Sanctuaire préchrétien
L’archéologue détaillera sa démonstration dans une publication scientifique cosignée avec le chercheur français Thomas Römer, à paraître le 24 octobre prochain (dans la revue anglophone New Studies in the Archaelogy of Jerusalem and Its Region). Il se contente aujourd’hui de dire que Kiryat-Yéarim fut le siège d’une forteresse gréco-assyrienne dès le règne de l’empereur séleucide Antiochus IV (175-164 avant notre ère) contre lequel combattit Yéhouda HaMakabi dans une révolte, commémorée chaque année, dans le calendrier juif, par la fête de Hanoucca. La découverte de graffitis et de pièces de monnaie permet d’affirmer que la Xe légion romaine prit ses quartiers à l’abri de l’imposante muraille exhumée au sommet de la colline. Ce détachement, qui devait mettre à sac Jérusalem sur ordre de Titus, y aurait caserné entre 66 et 73 après J.-C.
Le fait que Kiryat-Yéarim soit placé sur la route de Jaffa et que la topographie du village corresponde à l’évocation de l’Évangile de Luc en plusieurs points incite aujourd’hui Israël Finkelstein à déclarer qu’il pourrait s’agir d’Emmaüs. Une appellation qui désigne, en hébreu (« hammah »), une source d’eau chaude. La distance évoquée entre la ville citée par la Bible chrétienne et Jérusalem, 60 stades, coïnciderait, selon lui, avec les 12 kilomètres qui séparent les deux villes.
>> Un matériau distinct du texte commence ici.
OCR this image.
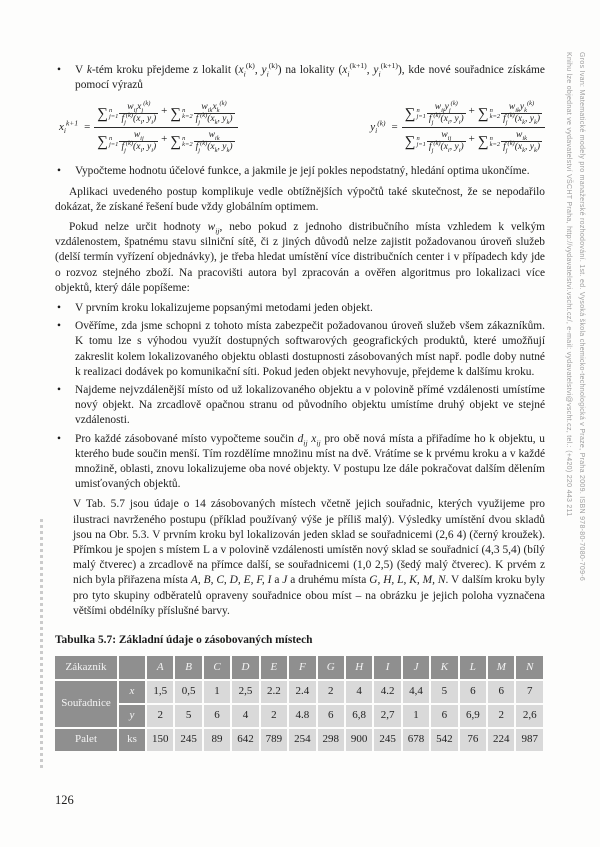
•	V k-tém kroku přejdeme z lokalit ($x_i^{(k)}$, $y_i^{(k)}$) na lokality ($x_i^{(k+1)}$, $y_i^{(k+1)}$), kde nové souřadnice získáme pomocí výrazů
$x_i^{k+1}$ =
∑ n
j=1
$w_{ij}x_j^{(k)}$
$f_j^{(k)}(x_i$, $y_i$)
+ ∑ n
k=2
$w_{ik}x_k^{(k)}$
$f_j^{(k)}(x_k$, $y_k$)
∑ n
j=1
$w_{ij}$
$f_j^{(k)}(x_i$, $y_i$)
+ ∑ n
k=2
$w_{ik}$
$f_j^{(k)}(x_k$, $y_k$)
$y_i^{(k)}$ =
∑ n
j=1
$w_{ij}y_j^{(k)}$
$f_j^{(k)}(x_i$, $y_i$)
+ ∑ n
k=2
$w_{ik}y_k^{(k)}$
$f_j^{(k)}(x_k$, $y_k$)
∑ n
j=1
$w_{ij}$
$f_j^{(k)}(x_i$, $y_i$)
+ ∑ n
k=2
$w_{ik}$
$f_j^{(k)}(x_k$, $y_k$)
•	Vypočteme hodnotu účelové funkce, a jakmile je její pokles nepodstatný, hledání optima ukončíme.

Aplikaci uvedeného postup komplikuje vedle obtížnějších výpočtů také skutečnost, že se nepodařilo dokázat, že získané řešení bude vždy globálním optimem.

Pokud nelze určit hodnoty $w_{ij}$, nebo pokud z jednoho distribučního místa vzhledem k velkým vzdálenostem, špatnému stavu silniční sítě, či z jiných důvodů nelze zajistit požadovanou úroveň služeb (delší termín vyřízení objednávky), je třeba hledat umístění více distribučních center i v případech kdy jde o rozvoz stejného zboží. Na pracovišti autora byl zpracován a ověřen algoritmus pro lokalizaci více objektů, který dále popíšeme:

•	V prvním kroku lokalizujeme popsanými metodami jeden objekt.
•	Ověříme, zda jsme schopni z tohoto místa zabezpečit požadovanou úroveň služeb všem zákazníkům. K tomu lze s výhodou využít dostupných softwarových geografických produktů, které umožňují zakreslit kolem lokalizovaného objektu oblasti dostupnosti zásobovaných míst např. podle doby nutné k realizaci dodávek po komunikační síti. Pokud jeden objekt nevyhovuje, přejdeme k dalšímu kroku.
•	Najdeme nejvzdálenější místo od už lokalizovaného objektu a v polovině přímé vzdálenosti umístíme nový objekt. Na zrcadlově opačnou stranu od původního objektu umístíme druhý objekt ve stejné vzdálenosti.
•	Pro každé zásobované místo vypočteme součin $d_{ij}$ $x_{ij}$ pro obě nová místa a přiřadíme ho k objektu, u kterého bude součin menší. Tím rozdělíme množinu míst na dvě. Vrátíme se k prvému kroku a v každé množině, oblasti, znovu lokalizujeme oba nové objekty. V postupu lze dále pokračovat dalším dělením umisťovaných objektů.

V Tab. 5.7 jsou údaje o 14 zásobovaných místech včetně jejich souřadnic, kterých využijeme pro ilustraci navrženého postupu (příklad používaný výše je příliš malý). Výsledky umístění dvou skladů jsou na Obr. 5.3. V prvním kroku byl lokalizován jeden sklad se souřadnicemi (2,6 4) (černý kroužek). Přímkou je spojen s místem L a v polovině vzdálenosti umístěn nový sklad se souřadnicí (4,3 5,4) (bílý malý čtverec) a zrcadlově na přímce další, se souřadnicemi (1,0 2,5) (šedý malý čtverec). K prvém z nich byla přiřazena místa A, B, C, D, E, F, I a J a druhému místa G, H, L, K, M, N. V dalším kroku byly pro tyto skupiny odběratelů opraveny souřadnice obou míst – na obrázku je jejich poloha vyznačena většími obdélníky příslušné barvy.

Tabulka 5.7: Základní údaje o zásobovaných místech
Zákazník		A	B	C	D	E	F	G	H	I	J	K	L	M	N
Souřadnice	x	1,5	0,5	1	2,5	2.2	2.4	2	4	4.2	4,4	5	6	6	7
	y	2	5	6	4	2	4.8	6	6,8	2,7	1	6	6,9	2	2,6
Palet	ks	150	245	89	642	789	254	298	900	245	678	542	76	224	987
Gros Ivan: Matematické modely pro manažerské rozhodování. 1st. ed. Vysoká škola chemicko-technologická v Praze, Praha 2009. ISBN 978-80-7080-709-6
Knihu lze objednat ve vydavatelství VŠCHT Praha, http://vydavatelstvi.vscht.cz/, e-mail: vydavatelstvi@vscht.cz, tel.: (+420) 220 443 211
126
Enfin, le fait que le site soit évoqué une douzaine de fois dans la Torah, parfois sous l’appellation de Kiryat Baal, laisserait entendre qu’un culte y était rendu en l’honneur de Baal, le roi des orages dans le panthéon cananéen. Quand on sait le soin que l’église catholique a pris dans la christianisation de centres spirituels païens… les chercheurs franco-israéliens y voient encore une fois un indice fort.